第7話 パフェとか…

文字数 1,207文字

「ああ、なんか、お腹いっぱいになってしもたなぁ…」

 ん…?
 満足感の中にも、何やら不安が垣間見えるもの言い。だから、すかさず言ってやったんだ。

「デザートなら別腹だから心配しないで!」

ってね。

 憲斗、えっ!て意表つかれた表情浮かべた。
 図星じゃん…

「憲斗のことだから、次に行くお店、考えてくれてたんでしょ?心配しないで。憲斗お勧めのお店なら、喜んで行くから」

 そう言うと憲斗は笑った。

「よし、じゃあ、行こ!ただ、なかなか手強いから覚悟しといてや。パフェ好きやろ?」

 当たり前じゃん!
 そんなのとっくに知ってるよね?

「行こ!行こ!」

 ちょっと食後のお散歩兼ねて、辺りをプラプラしてからお目当てのお店に向かった。大阪の下町らしい、趣のある町並みがとても親しみ感じる。ただ、日傘差して歩かなきゃいけないほど、日差しが強かった。腕に日除けのカバーも着けて。これでもね、日焼けには細心の注意払ってます…
 でも、考えることは…

 今日も暑いなぁ。冷たいもの食べたいな…。甘いもんなら最高だね。パフェとか…、パフェとか…、それに…、パフェとか…

 既にお店の前には、長い行列ができていた。ほとんど若い女の子。憲斗、何から何まで分かってくれてるんだね…

「うわっ!いっぱいやな…。でも、そんなに時間かからんと思うから、待とか…」

「人気あんだね。いつもこんなに混んでるの?」

「うん。いっつも行列できてる。
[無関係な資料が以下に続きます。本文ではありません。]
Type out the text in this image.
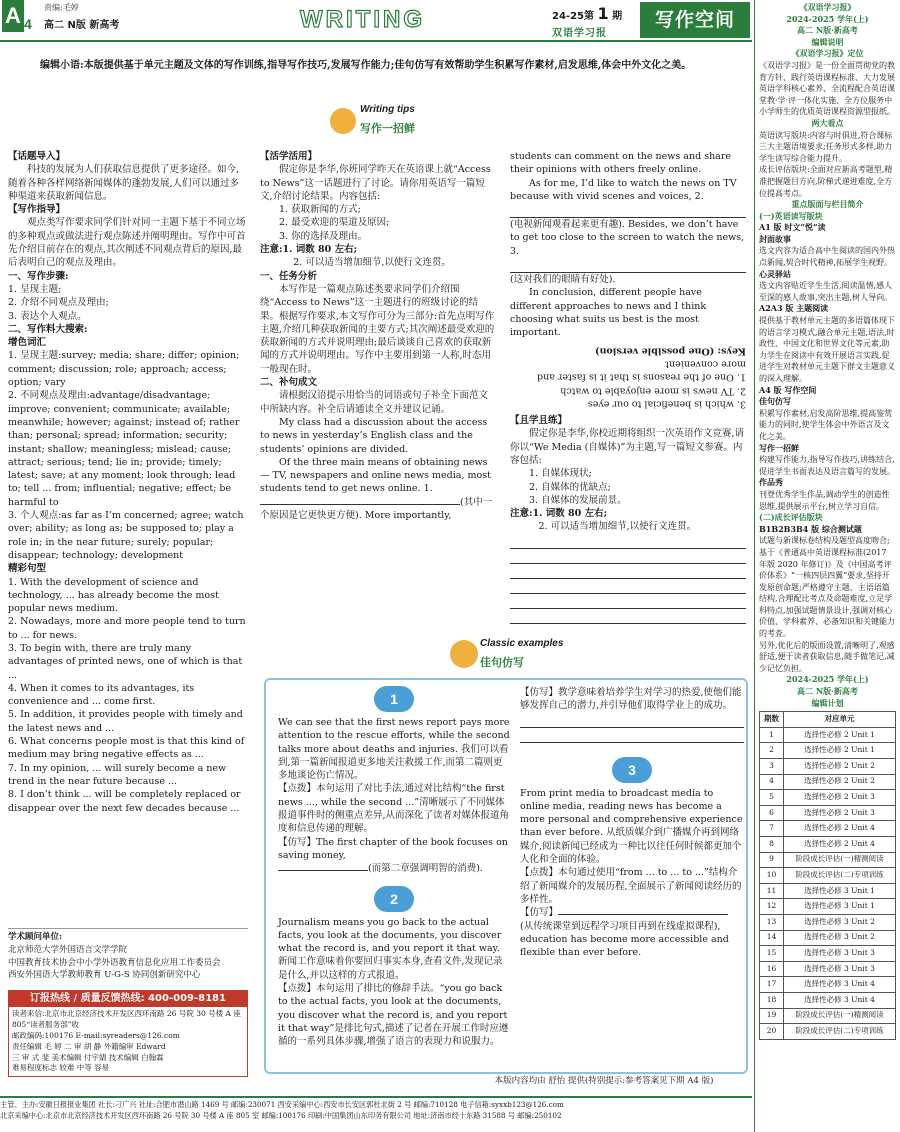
A 4
责编:毛婷
高二 N版 新高考	WRITING	24-25第 1 期
双语学习报
写作空间
编辑小语:本版提供基于单元主题及文体的写作训练,指导写作技巧,发展写作能力;佳句仿写有效帮助学生积累写作素材,启发思维,体会中外文化之美。
Writing tips
写作一招鲜
【话题导入】
科技的发展为人们获取信息提供了更多途径。如今,随着各种各样网络新闻媒体的蓬勃发展,人们可以通过多种渠道来获取新闻信息。
【写作指导】
观点类写作要求同学们针对同一主题下基于不同立场的多种观点或做法进行观点陈述并阐明理由。写作中可首先介绍目前存在的观点,其次阐述不同观点背后的原因,最后表明自己的观点及理由。
一、写作步骤:
1. 呈现主题;
2. 介绍不同观点及理由;
3. 表达个人观点。
二、写作料大搜索:
增色词汇
1. 呈现主题:survey; media; share; differ; opinion; comment; discussion; role; approach; access; option; vary
2. 不同观点及理由:advantage/disadvantage; improve; convenient; communicate; available; meanwhile; however; against; instead of; rather than; personal; spread; information; security; instant; shallow; meaningless; mislead; cause; attract; serious; tend; lie in; provide; timely; latest; save; at any moment; look through; lead to; tell ... from; influential; negative; effect; be harmful to
3. 个人观点:as far as I’m concerned; agree; watch over; ability; as long as; be supposed to; play a role in; in the near future; surely; popular; disappear; technology; development
精彩句型
1. With the development of science and technology, ... has already become the most popular news medium.
2. Nowadays, more and more people tend to turn to ... for news.
3. To begin with, there are truly many advantages of printed news, one of which is that ...
4. When it comes to its advantages, its convenience and ... come first.
5. In addition, it provides people with timely and the latest news and ...
6. What concerns people most is that this kind of medium may bring negative effects as ...
7. In my opinion, ... will surely become a new trend in the near future because ...
8. I don’t think ... will be completely replaced or disappear over the next few decades because ...
【活学活用】
假定你是李华,你班同学昨天在英语课上就“Access to News”这一话题进行了讨论。请你用英语写一篇短文,介绍讨论结果。内容包括:
1. 获取新闻的方式;
2. 最受欢迎的渠道及原因;
3. 你的选择及理由。
注意:1. 词数 80 左右;
2. 可以适当增加细节,以使行文连贯。
一、任务分析
本写作是一篇观点陈述类要求同学们介绍围绕“Access to News”这一主题进行的班级讨论的结果。根据写作要求,本文写作可分为三部分:首先点明写作主题,介绍几种获取新闻的主要方式;其次阐述最受欢迎的获取新闻的方式并说明理由;最后谈谈自己喜欢的获取新闻的方式并说明理由。写作中主要用到第一人称,时态用一般现在时。
二、补句成文
请根据汉语提示用恰当的词语或句子补全下面范文中所缺内容。补全后请通读全文并建议记诵。
My class had a discussion about the access to news in yesterday’s English class and the students’ opinions are divided.
Of the three main means of obtaining news — TV, newspapers and online news media, most students tend to get news online. 1.
(其中一个原因是它更快更方便). More importantly,
students can comment on the news and share their opinions with others freely online.
As for me, I’d like to watch the news on TV because with vivid scenes and voices, 2.
(电视新闻观看起来更有趣). Besides, we don’t have to get too close to the screen to watch the news, 3.
(这对我们的眼睛有好处).
In conclusion, different people have different approaches to news and I think choosing what suits us best is the most important.
3. which is beneficial to our eyes
2. TV news is more enjoyable to watch
1. One of the reasons is that it is faster and more convenient
Keys: (One possible version)
【且学且练】
假定你是李华,你校近期将组织一次英语作文竞赛,请你以“We Media (自媒体)”为主题,写一篇短文参赛。内容包括:
1. 自媒体现状;
2. 自媒体的优缺点;
3. 自媒体的发展前景。
注意:1. 词数 80 左右;
2. 可以适当增加细节,以使行文连贯。
学术顾问单位:
北京师范大学外国语言文学学院
中国教育技术协会中小学外语教育信息化应用工作委员会
西安外国语大学教师教育 U-G-S 协同创新研究中心
订报热线 / 质量反馈热线: 400-009-8181
读者来信:北京市北京经济技术开发区西环南路 26 号院 30 号楼 A 座 805“读者服务部”收
邮政编码:100176 E-mail:syreaders@126.com
责任编辑 毛 婷 二 审 胡 静 外籍编审 Edward
三 审 式 斐 美术编辑 付宇婧 技术编辑 白翰霖
难易程度标志 较难 中等 容易
Classic examples
佳句仿写
1
We can see that the first news report pays more attention to the rescue efforts, while the second talks more about deaths and injuries. 我们可以看到,第一篇新闻报道更多地关注救援工作,而第二篇则更多地谈论伤亡情况。
【点拨】本句运用了对比手法,通过对比结构“the first news ..., while the second ...”清晰展示了不同媒体报道事件时的侧重点差异,从而深化了读者对媒体报道角度和信息传递的理解。
【仿写】The first chapter of the book focuses on saving money,
(而第二章强调明智的消费).
2
Journalism means you go back to the actual facts, you look at the documents, you discover what the record is, and you report it that way. 新闻工作意味着你要回归事实本身,查看文件,发现记录是什么,并以这样的方式报道。
【点拨】本句运用了排比的修辞手法。“you go back to the actual facts, you look at the documents, you discover what the record is, and you report it that way”是排比句式,描述了记者在开展工作时应遵循的一系列具体步骤,增强了语言的表现力和说服力。
【仿写】教学意味着培养学生对学习的热爱,使他们能够发挥自己的潜力,并引导他们取得学业上的成功。
3
From print media to broadcast media to online media, reading news has become a more personal and comprehensive experience than ever before. 从纸质媒介到广播媒介再到网络媒介,阅读新闻已经成为一种比以往任何时候都更加个人化和全面的体验。
【点拨】本句通过使用“from ... to ... to ...”结构介绍了新闻媒介的发展历程,全面展示了新闻阅读经历的多样性。
【仿写】
(从传统课堂到远程学习项目再到在线虚拟课程), education has become more accessible and flexible than ever before.
本版内容均由 舒怡 提供(特别提示:参考答案见下期 A4 版)
主管、主办:安徽日报报业集团 社长:刁广兴 社址:合肥市潜山路 1469 号 邮编:230071 西安采编中心:西安市长安区郭杜北街 2 号 邮编:710128 电子信箱:syxxb123@126.com
北京采编中心:北京市北京经济技术开发区西环南路 26 号院 30 号楼 A 座 805 室 邮编:100176 印刷:中国集团山东印务有限公司 地址:济南市经十东路 31588 号 邮编:250102

《双语学习报》

2024-2025 学年(上)

高二 N版·新高考

编辑说明

《双语学习报》定位

《双语学习报》是一份全面贯彻党的教育方针、践行英语课程标准、大力发展英语学科核心素养、全流程配合英语课堂教·学·评一体化实施、全方位服务中小学师生的优质英语课程资源型报纸。

两大看点

英语读写版块:内容与时俱进,符合课标三大主题语境要求;任务形式多样,助力学生读写综合能力提升。

成长评估版块:全面对应新高考题型,精准把握题目方向,阶梯式递进难度,全方位提高考点。

重点版面与栏目简介

(一)英语读写版块

A1 版 时文“悦”读

封面故事

选文内容为适合高中生阅读的国内外热点新闻,契合时代精神,拓展学生视野。

心灵驿站

选文内容贴近学生生活,阅读温情,感人至深的感人故事,突出主题,树人导向。

A2A3 版 主题阅读

提供基于教材单元主题的多语篇体现下的语言学习模式,融合单元主题,语法,时政性、中国文化和世界文化等元素,助力学生在阅读中有效开展语言实践,促进学生对教材单元主题下群文主题意义的深入理解。

A4 版 写作空间

佳句仿写

积累写作素材,启发高阶思维,提高鉴赏能力的同时,使学生体会中外语言及文化之美。

写作一招鲜

构建写作能力,指导写作技巧,讲练结合,促进学生书面表达及语言篇写的发展。

作品秀

刊登优秀学生作品,调动学生的创造性思维,提供展示平台,树立学习自信。

(二)成长评估版块

B1B2B3B4 版 综合测试题

试题与新课标卷结构及题型高度吻合;基于《普通高中英语课程标准(2017 年版 2020 年修订)》及《中国高考评价体系》“一核四层四翼”要求,坚持开发原创命题;严格遵守主题、主语语篇结构,合理配比考点及命题难度,立足学科特点,加强试题情景设计,强调对核心价值、学科素养、必备知识和关键能力的考查。

另外,优化后的版面设置,清晰明了,观感舒适,便于读者获取信息,随手做笔记,减少记忆负担。

2024-2025 学年(上)

高二 N版·新高考

编辑计划

期数	对应单元
1	选择性必修 2 Unit 1
2	选择性必修 2 Unit 1
3	选择性必修 2 Unit 2
4	选择性必修 2 Unit 2
5	选择性必修 2 Unit 3
6	选择性必修 2 Unit 3
7	选择性必修 2 Unit 4
8	选择性必修 2 Unit 4
9	阶段成长评估(一)精测阅读
10	阶段成长评估(二)专项训练
11	选择性必修 3 Unit 1
12	选择性必修 3 Unit 1
13	选择性必修 3 Unit 2
14	选择性必修 3 Unit 2
15	选择性必修 3 Unit 3
16	选择性必修 3 Unit 3
17	选择性必修 3 Unit 4
18	选择性必修 3 Unit 4
19	阶段成长评估(一)精测阅读
20	阶段成长评估(二)专项训练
」

「へえぇ…」

 どんなパフェ出てくんだろ。パッと見、有りがちな風貌の喫茶店だけど。
 二人であれこれお話しながら順番を待った。どのパフェが美味しいか、どのパフェが人気なのか、それに、どのパフェが憲斗のお薦めなのか、等々…、いろんな話題に花咲かせながら。
 ちょっと待たされたけど、丁度良かった。お陰で、心行くまでパフェを受け入れられる体制整えられた。
 ただ、それんしても…

 デカッ!!
 なるほど…、これは確かに手強いわ…
 さすがのユウキちゃんも絶句…

 唖然とした表情で、目の前の特大タワーを見つめるヒメを気遣ってくれたのか、

「あんだけ食った後に、ちょっとそれ、デカ過ぎたかな…。俺も初めての時はビビったもん。無理せんと残してや…」

って言った。
 それには、ムカッ!
 要らぬ心配なのだ。

「ヤだよ!全部食べるから!」

「そ、そうなん?」

「うん。憲斗のも美味しそうだから、ちょっともらうね」

「うん…、好きに取ってくれ…」

 で、あのね、やっぱ別腹なんだってわかった。甘いものって消化する場所が違うんだよ。そうに決まってる。教科書の内臓の絵、あれ、全部間違ってる。今度、文句言ってやろ!で…
 完食!

 満足してもらえるように、楽しんでもらえるように…、憲斗、事前にいっぱい考えてくれてたんだね。
 ホントになかなかできないことだよ。ありがとう。楽しいよ…
 で、心からの感謝の気持ちを込めて、憲斗のパフェの一番美味しそうな部分、ちゃんともらってあげました。